Each year, an average of about 1.3 million students drop out of high school in the United States. That’s nearly 2 out of every 4 high school students in America that abandons their seat at graduation. For many high school students, what takes place inside of a classroom is the least of their issues. Whether its academic troubles, financial complications, family issues, or self-doubt, there are many obstacles that could be placed on a student’s path to graduation.

Elder Neal A. Maxwell said, “Trials and tribulations tend to squeeze the artificiality out of us, leaving the essence of what we really are and clarifying what we really yearn for.” Phases of adversity will be faced throughout our lives, but how we overcome and what we take from those challenges is what truly defines us. For some, adversities will result in positivity that influence the path of ones life. Confronting adversities of my own wasn’t the easiest task for me, but what is easy isn’t always worth it, and the amount of adversity I faced throughout my senior year does not compare to the amount of joy I received at the end of my senior year. Senior year, for me, was the most challenging year that I faced while in high school… or school. Period. From working full-time hours just to pay for what I needed to starting college in the summer just to get away from home sooner, I faced fewer challenges in the halls of Stephenson than I did in my own home.

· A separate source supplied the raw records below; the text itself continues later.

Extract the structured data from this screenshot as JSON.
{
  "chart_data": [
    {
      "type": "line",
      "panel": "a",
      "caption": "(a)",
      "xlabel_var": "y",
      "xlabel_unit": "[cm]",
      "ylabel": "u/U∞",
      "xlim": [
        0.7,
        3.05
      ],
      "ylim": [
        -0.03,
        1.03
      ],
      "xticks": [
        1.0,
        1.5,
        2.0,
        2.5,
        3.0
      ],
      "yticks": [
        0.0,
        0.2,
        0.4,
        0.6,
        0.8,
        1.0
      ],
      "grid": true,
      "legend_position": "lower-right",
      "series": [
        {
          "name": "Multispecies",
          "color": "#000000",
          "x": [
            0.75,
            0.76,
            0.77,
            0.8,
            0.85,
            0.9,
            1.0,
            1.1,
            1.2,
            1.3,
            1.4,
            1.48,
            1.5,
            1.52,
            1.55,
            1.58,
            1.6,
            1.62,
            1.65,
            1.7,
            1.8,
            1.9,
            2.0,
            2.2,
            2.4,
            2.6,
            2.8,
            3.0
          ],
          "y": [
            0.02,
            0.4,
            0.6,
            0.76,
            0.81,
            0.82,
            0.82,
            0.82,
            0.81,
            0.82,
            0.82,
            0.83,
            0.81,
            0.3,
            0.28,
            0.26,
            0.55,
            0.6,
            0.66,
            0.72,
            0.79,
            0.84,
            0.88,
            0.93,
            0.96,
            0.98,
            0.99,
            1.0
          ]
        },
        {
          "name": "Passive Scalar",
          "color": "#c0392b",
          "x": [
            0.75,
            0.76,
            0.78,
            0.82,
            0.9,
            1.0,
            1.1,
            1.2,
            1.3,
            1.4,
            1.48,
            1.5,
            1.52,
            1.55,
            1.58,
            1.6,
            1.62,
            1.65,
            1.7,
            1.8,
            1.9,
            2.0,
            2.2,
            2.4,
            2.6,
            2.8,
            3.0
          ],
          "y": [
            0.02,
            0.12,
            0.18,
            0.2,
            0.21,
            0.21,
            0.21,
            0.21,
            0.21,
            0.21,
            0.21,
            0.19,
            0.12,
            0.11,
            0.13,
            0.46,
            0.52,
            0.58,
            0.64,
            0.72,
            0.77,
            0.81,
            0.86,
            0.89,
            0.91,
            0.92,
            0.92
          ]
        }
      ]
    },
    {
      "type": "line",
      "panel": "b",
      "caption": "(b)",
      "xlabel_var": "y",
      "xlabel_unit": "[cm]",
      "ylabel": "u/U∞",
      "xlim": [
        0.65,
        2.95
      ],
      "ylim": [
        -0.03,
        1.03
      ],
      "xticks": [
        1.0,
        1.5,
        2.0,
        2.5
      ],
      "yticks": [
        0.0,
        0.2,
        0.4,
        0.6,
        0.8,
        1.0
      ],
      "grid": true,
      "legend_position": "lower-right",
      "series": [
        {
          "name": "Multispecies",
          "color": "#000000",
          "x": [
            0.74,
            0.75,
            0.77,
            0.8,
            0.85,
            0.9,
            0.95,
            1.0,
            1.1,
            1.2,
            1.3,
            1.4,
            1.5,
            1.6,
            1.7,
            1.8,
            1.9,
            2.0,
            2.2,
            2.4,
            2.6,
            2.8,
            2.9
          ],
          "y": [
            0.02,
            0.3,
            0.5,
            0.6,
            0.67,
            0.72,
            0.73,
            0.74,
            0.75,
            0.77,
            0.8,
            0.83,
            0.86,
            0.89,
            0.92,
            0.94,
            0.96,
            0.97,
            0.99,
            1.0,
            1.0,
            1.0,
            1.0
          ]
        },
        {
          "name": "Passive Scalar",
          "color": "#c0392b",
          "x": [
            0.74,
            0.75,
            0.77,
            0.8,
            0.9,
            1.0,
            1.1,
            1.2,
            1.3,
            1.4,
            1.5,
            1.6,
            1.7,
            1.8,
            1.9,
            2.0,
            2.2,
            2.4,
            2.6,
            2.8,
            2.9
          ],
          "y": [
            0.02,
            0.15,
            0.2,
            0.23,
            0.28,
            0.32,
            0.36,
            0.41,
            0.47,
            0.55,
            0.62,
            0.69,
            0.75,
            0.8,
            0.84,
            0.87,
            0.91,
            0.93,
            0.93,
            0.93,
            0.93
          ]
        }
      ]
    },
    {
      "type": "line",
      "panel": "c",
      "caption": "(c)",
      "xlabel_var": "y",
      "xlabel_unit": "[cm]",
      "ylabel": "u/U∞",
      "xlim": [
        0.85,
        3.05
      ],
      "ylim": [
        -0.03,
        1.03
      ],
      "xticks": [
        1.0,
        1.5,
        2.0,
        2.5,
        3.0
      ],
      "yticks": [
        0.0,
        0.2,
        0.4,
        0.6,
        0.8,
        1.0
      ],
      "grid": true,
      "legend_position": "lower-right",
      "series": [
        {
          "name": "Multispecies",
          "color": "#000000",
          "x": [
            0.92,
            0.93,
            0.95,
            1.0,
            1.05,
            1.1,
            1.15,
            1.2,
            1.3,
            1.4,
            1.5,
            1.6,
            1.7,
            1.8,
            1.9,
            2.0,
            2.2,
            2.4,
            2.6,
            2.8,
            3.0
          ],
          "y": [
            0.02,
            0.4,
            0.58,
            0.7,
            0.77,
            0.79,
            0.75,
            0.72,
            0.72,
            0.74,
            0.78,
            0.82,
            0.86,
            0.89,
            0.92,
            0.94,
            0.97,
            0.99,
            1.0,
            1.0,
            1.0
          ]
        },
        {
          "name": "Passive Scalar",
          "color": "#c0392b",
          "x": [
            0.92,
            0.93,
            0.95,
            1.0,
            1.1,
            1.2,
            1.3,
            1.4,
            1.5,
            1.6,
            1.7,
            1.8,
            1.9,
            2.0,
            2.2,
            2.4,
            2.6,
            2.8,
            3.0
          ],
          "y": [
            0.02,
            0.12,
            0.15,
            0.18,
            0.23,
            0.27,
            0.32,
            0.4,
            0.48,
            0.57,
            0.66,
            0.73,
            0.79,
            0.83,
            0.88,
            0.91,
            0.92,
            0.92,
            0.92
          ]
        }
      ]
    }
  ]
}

When I got my first job, I thought it’d just be extra money I’d have in my pockets. You know? Pay for a senior fee here or there, but not here AND there. Every time I asked my mother for help, it was always “Figure it out.” Now I’m not saying that she owes me anything. That’s my mother. She gave me life, and that was more than enough, but senior year is the most financially stressful year you will ever deal with in high school. Senior dues, cap and gown, lost textbooks, lost library books, activities, and not to mention the dues if you were a member of a club. My personal list went on for days. I went from working twenty-four hours a week with four days off to working forty-five hours a week with no days off. I was being released from school early under the work study program, pulling off ten-hour shifts. I got so caught up in overworking myself that I neglected my classes, but how else was I going to pay for everything?

The day before graduation, I was still failing my British Literature class with a 66.42. No extra credit, no remaining assignments, and a “no handouts” teacher. I didn’t know how to feel. I didn’t know what I was suppose to feel. All I could, at the moment, was wonder if I had really dedicated twelve years (thirteen, if you include pre-k) of my life just to fail myself at the end of it all. And although my relationship with my mother isn’t at its best standing, taking away her chance of seeing her child walk across the stage just wouldn’t be fair, especially considering the fact that she discovered she was pregnant with me on the day of her own graduation. Usually, I pull through, but what if I don’t this time? How do I explain that to her if I don’t?

Because of my failing relationship with my parents, my connection with my friends and classmates were stronger than anything. From being the co-captain of my dance team, putting eleven girls under my wings and befriending over two hundred bandmates to representing my class as class president, I was always at school. From 8a to 10p, you would’ve thought I slept there at night. But the connection to some of my peers was lost on the day of graduation when I realized that some of them didn’t pull through and make it like I did. Am I suppose to feel sad for them? Are they happy for me?

A lot of whats and hows were unanswered for me, but on Wednesday, May 24, 2017, those answers didn’t matter anymore. I did. I walked across the stage with a diploma in my hand, I put a smile on my mother’s face, and I still got the support from my friends, rather it was in the audience or sitting next to me in our royal blue. As I write the last words to this post, I sit where I once thought I wouldn’t make it, on a college campus, Kennesaw State University’s campus.